Minimum wage only makes things worse in long run

Having a minimum wage has been a widely debated topic among Singaporeans, particularly low-skilled workers who think that they are underpaid and unable to support even themselves.

What many fail to realise is that having a minimum wage could lead to conditions that are worse than what they are currently experiencing.

Some would argue that once workers have their bare living requirements met through a minimum wage, they will feel less motivated to be productive, as they are receiving higher wages without needing to increase the quality of their work.

This could lead to an overall decrease in Singapore's economic productivity, causing it to lose its competitive edge.

Having a minimum wage could also decrease a business owner's motivation to hire more workers, resulting in a decrease in job vacancies.

Businesses will also be forced to increase their prices to cover their cost increase, which then leads to a higher cost of living.

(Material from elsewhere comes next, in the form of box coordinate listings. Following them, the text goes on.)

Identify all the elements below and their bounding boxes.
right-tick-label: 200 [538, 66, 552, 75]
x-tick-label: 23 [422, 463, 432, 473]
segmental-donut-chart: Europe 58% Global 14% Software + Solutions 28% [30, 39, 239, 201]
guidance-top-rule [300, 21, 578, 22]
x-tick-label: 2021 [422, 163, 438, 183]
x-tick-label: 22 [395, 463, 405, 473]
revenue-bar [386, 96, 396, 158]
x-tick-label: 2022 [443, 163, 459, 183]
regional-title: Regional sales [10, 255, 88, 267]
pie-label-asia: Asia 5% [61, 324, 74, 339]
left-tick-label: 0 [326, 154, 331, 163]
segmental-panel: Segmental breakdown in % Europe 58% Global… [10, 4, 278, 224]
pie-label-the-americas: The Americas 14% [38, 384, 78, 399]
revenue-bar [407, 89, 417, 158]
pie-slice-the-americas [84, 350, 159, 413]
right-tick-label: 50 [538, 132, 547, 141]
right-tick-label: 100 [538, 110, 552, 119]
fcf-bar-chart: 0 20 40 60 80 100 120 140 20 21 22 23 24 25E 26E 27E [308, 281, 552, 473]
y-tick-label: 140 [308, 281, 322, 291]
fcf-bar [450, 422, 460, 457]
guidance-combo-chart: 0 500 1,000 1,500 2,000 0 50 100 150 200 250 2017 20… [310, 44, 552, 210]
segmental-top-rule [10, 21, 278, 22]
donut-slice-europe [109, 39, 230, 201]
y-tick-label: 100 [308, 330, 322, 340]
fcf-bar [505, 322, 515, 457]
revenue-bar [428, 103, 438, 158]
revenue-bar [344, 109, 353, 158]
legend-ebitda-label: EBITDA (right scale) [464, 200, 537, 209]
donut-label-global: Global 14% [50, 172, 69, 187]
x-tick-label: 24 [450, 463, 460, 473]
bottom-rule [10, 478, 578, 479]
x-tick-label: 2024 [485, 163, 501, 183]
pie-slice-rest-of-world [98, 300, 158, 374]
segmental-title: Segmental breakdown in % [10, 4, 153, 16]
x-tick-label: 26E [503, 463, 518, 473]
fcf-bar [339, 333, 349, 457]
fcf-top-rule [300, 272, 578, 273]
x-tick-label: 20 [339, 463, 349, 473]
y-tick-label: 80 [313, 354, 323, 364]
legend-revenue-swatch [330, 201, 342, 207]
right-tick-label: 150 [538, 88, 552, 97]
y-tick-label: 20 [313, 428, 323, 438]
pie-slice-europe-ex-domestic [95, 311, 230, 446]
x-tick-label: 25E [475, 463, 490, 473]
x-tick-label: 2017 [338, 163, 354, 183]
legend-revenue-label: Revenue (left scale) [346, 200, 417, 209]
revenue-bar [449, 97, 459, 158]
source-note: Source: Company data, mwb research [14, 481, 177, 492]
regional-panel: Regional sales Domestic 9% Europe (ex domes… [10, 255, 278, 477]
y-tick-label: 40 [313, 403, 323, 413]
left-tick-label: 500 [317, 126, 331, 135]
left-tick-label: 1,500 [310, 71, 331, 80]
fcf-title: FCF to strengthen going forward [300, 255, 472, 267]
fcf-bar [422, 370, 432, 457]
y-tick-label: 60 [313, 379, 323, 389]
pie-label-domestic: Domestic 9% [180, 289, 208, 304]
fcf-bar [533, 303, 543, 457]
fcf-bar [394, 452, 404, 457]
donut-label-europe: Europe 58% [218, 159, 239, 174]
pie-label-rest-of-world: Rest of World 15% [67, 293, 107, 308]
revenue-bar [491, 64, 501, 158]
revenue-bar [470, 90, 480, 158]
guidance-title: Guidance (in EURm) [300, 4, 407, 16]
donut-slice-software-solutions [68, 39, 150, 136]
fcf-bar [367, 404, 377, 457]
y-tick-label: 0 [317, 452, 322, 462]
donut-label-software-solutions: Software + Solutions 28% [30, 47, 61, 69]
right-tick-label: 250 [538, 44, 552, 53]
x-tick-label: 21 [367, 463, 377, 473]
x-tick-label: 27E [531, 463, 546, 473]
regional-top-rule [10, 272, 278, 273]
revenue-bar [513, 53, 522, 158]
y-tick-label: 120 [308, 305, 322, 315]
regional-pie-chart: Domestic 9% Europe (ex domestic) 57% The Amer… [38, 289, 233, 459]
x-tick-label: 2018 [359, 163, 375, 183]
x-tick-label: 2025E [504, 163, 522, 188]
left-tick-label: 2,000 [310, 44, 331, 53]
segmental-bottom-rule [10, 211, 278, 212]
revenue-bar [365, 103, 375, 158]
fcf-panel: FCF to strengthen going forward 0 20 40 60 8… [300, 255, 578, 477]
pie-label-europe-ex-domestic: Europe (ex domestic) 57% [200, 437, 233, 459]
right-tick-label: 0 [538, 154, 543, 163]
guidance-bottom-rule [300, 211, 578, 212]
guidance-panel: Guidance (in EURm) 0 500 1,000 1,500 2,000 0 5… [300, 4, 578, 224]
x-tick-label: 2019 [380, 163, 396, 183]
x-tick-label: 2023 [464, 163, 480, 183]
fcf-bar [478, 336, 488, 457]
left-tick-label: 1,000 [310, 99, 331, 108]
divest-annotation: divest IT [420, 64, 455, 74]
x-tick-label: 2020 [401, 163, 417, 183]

When the cost of living increases, the low-skilled workers will find themselves going back to square one, where they cannot provide for themselves despite having a minimum wage.

Throughout the years, there have been many examples of minimum wages failing to improve economies, as they often go hand in hand with high unemployment rates.

Minimum wages should be adopted only where they are proven to help in productivity and efficiency.

However, this is not so for most industries and businesses.

Hence, minimum-wage policies should not be implemented, and the decision on how much to pay workers should be left to business owners.